Speaking on behalf of U.S. automaker Cadillac, Amanda Knauer, senior manager, brand strategy and implementation, stressed that these changes are happening very quickly in the automotive industry.
Consumers in the market for a new vehicle spend a large amount of time conducting online research prior to visiting a dealership. This has created an inverse relationship between digital trends and automakers.
In the online space, the experience is not linear with the consumer often navigating away from a brand’s platform, even if the move is unintentional, due to the nature of the Internet.
The lack of control from a brand perspective, a primary concern for luxury brands, underscores the importance of omnichannel retail and the placement of technology and tools in an in-store setting.
While Ms. Knauer and her fellow panelists agree, there is no substitution for in-store experiences, emerging tools such as virtual and augmented reality can assist in maintaining foot traffic to physical stores.
For example, in 2014, German automaker Porsche began equipping dealers with an augmented reality iPad application for the Porsche Panamera that immerses interested consumers in the vehicle’s capabilities.
When hovering the iPad over a vehicle, the app synchronizes with markers that lead to stills, text, video and animation to give consumers a full sense of what the vehicle offers. The app coincided with the release of the Panamera in the Middle East, aiming to increase exposure in eight countries (see story).

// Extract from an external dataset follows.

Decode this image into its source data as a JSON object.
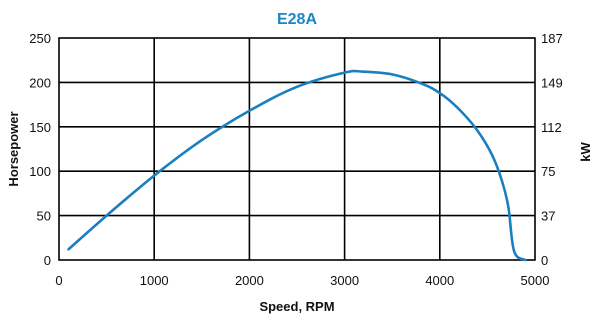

Rather than looking at digital as a threat, BCG points out in its 2016 projections that it can be a boon to the luxury industry. Digital holds with it opportunities for personalization and reaching a wider geographic clientele.
Whereas luxury brands drove growth previously by expanding their physical footprint into emerging markets, these hot markets have cooled their spending, requiring brands to look elsewhere. Digital channels enable brands to acquire and retain new clientele (see story).
Luxury brands have long been categorized as laggards when it comes to embracing digital technologies.
But, for a detailed oriented industry rooted in longevity, quality and craftsmanship, its pace should be expected, not dismissed as an unwillingness to be viewed as modern, due to fears of not upholding luxury’s allure and expertise as digital marketing progressed.
“What we are seeing is its really a process that brands are going through,” Cedig’s Mr. Toubrinet said. “What I understand, is that luxury is all about the long-term, and when you think about a project it’s long-term, it’s detail-oriented, you want to do it well.
“In that perspective, when [luxury brands] go to a digital project, it seems that they take the same mindset,” he said. “Digital is all about the short term, there’s a lot of technologies and styles that exist out there – virtual and augment reality – there’s a bunch of others that can be used.
“It is hard for luxury brands to get that agility [with new technologies quickly]. I think that’s the fear, of not getting it right the first time, because it goes against the DNA of a luxury brand.”